Allograft Prosthetic Composite
David G. Lewallen
Key Concepts
Large segment allograft prosthetic composites (APCs) are used for reconstruction of the femur when other methods of managing femoral bone loss are not possible due to the severity of the defects present.
Standard APC reconstructions involve “end-to-end” contact of the proximal femoral allograft and the more distal host bone which has been resected transversely perpendicular to the long axis of the femur or alternatively the junction can be fashioned into a matching stepcut on both sides for better control of rotation (Figure 33.1)
As femoral revision techniques have evolved and implant options have increased, massive defects of the proximal half of the femur that may have previously been considered for an APC are currently routinely managed with modular tapered implants using distal fixation into the remaining intact diaphysis and with wrapping of the deficient proximal femoral remnants around the proximal part of the modular stem (Figure 33.2).
Widespread adoption of modular tapered stems for most cases with severe proximal femoral bone loss has markedly decreased the use of APCs, especially those entailing direct end-to-end or stepcut abutment of allograft to the intact host femur as ability to achieve good distal cortical contact implies sufficient diaphysis for support of a modular stem instead.

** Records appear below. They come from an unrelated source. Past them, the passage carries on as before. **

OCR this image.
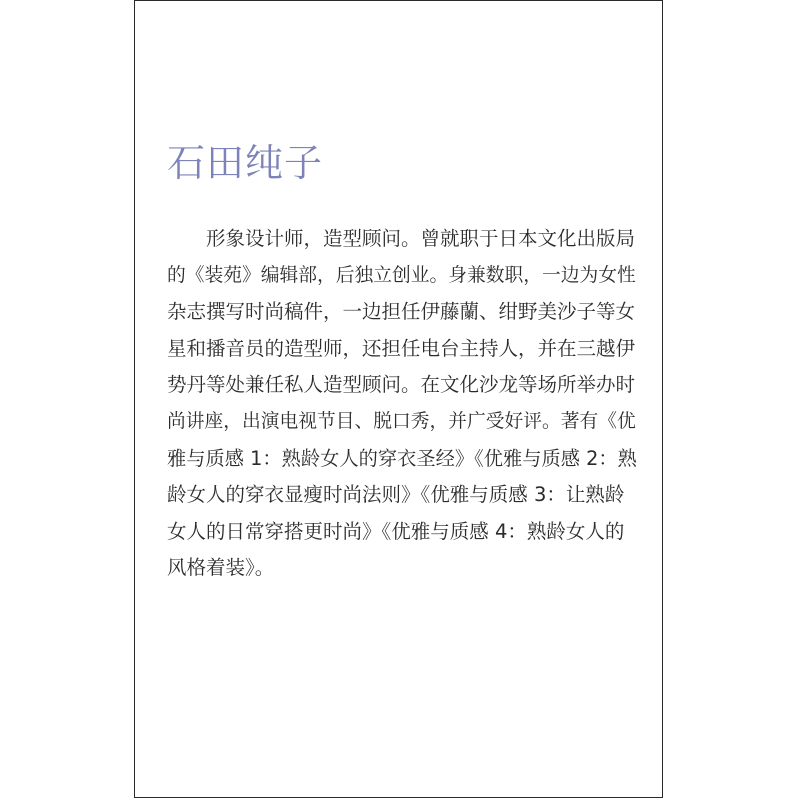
石田纯子

形象设计师，造型顾问。曾就职于日本文化出版局
的《装苑》编辑部，后独立创业。身兼数职，一边为女性
杂志撰写时尚稿件，一边担任伊藤蘭、绀野美沙子等女
星和播音员的造型师，还担任电台主持人，并在三越伊
势丹等处兼任私人造型顾问。在文化沙龙等场所举办时
尚讲座，出演电视节目、脱口秀，并广受好评。著有《优
雅与质感 1：熟龄女人的穿衣圣经》《优雅与质感 2：熟
龄女人的穿衣显瘦时尚法则》《优雅与质感 3：让熟龄
女人的日常穿搭更时尚》《优雅与质感 4：熟龄女人的
风格着装》。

There remain cases of very extensive distal bone loss or vary large capacious damaged femoral canals where adequate support for available tapered fluted implants cannot be achieved and where a special application of allograft prosthetic composites remains useful.
“Intussusception” APCs reconstructions involve the intramedullary placement of the distal portion of the allograft which is driven a substantial distance down inside the intact distal host femur allowing broad contact, reliable union, and excellent proximal support for a very long stem cemented femoral component placed inside the allograft (Figure 33.3).

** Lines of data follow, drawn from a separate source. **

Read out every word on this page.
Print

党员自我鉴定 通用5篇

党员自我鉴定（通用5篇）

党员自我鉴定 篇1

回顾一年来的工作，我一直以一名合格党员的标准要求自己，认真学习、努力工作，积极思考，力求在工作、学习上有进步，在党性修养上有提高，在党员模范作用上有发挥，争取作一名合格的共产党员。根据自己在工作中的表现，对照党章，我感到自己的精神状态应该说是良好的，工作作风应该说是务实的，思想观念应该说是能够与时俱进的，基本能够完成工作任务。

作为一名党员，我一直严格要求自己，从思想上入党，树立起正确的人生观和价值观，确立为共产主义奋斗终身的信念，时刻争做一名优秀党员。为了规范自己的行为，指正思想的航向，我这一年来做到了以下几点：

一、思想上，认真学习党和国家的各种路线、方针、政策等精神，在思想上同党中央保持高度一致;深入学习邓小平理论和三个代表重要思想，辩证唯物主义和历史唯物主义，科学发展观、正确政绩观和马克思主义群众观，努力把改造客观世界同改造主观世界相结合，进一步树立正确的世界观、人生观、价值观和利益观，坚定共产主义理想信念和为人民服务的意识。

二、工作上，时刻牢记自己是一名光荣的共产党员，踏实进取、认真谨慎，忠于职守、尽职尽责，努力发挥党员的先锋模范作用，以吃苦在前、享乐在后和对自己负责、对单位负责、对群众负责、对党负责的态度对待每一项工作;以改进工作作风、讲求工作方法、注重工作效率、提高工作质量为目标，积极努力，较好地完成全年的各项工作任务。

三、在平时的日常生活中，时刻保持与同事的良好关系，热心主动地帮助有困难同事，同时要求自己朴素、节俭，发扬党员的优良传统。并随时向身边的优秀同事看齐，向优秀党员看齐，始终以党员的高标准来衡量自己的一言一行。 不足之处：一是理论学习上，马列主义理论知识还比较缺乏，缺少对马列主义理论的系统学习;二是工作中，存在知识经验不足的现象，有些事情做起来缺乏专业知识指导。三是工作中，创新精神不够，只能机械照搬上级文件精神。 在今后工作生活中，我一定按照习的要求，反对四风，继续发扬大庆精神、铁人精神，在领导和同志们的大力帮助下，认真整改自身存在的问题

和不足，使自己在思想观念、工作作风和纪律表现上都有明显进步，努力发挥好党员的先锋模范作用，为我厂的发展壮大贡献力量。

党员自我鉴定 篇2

With both types of APC reconstructions the trochanteric and proximal femoral host bone remnants are wrapped around the allograft and fixed with cerclage in an effort to achieve bony healing between fragmented host bone fragments and the allograft to aid hip stability and muscle control.
A competing technique in these extensive bone loss cases is use of a total femoral replacement implant, but this is best reserved for instances where a relatively normal and well-functioning ipsilateral knee joint is no longer present. APC reconstructions have the advantage of allowing preservation of an intact ipsilateral knee joint.
Sterile Instruments and Implants
Standard hip arthroplasty and revision total hip arthroplasty (THA) instruments and multiple retractors are required.
A whole femoral allograft of appropriate length and outside diameter is required to allow matching to the host femur dimensions as determined from preoperative templating of x-rays of the entire
hip femur and knee of the involved side and of the opposite side for comparison of target anatomic relationships, especially length.
Calibrated x-rays of any potential femoral allografts are used to find the best match for size and length for the individual patient’s hip.
Figure 33.3 ▪ A, Preoperative images showing profound femoral bone loss down to the level of the metaphyseal flare distally due to component loosening and osteolysis. B, Intussusception of a proximal femoral allograft prosthetic composite with the long cemented femoral stem running the length of the allograft which extends well into the distal host femur and shown here to be solidly united and well fixed at 5 years post surgery.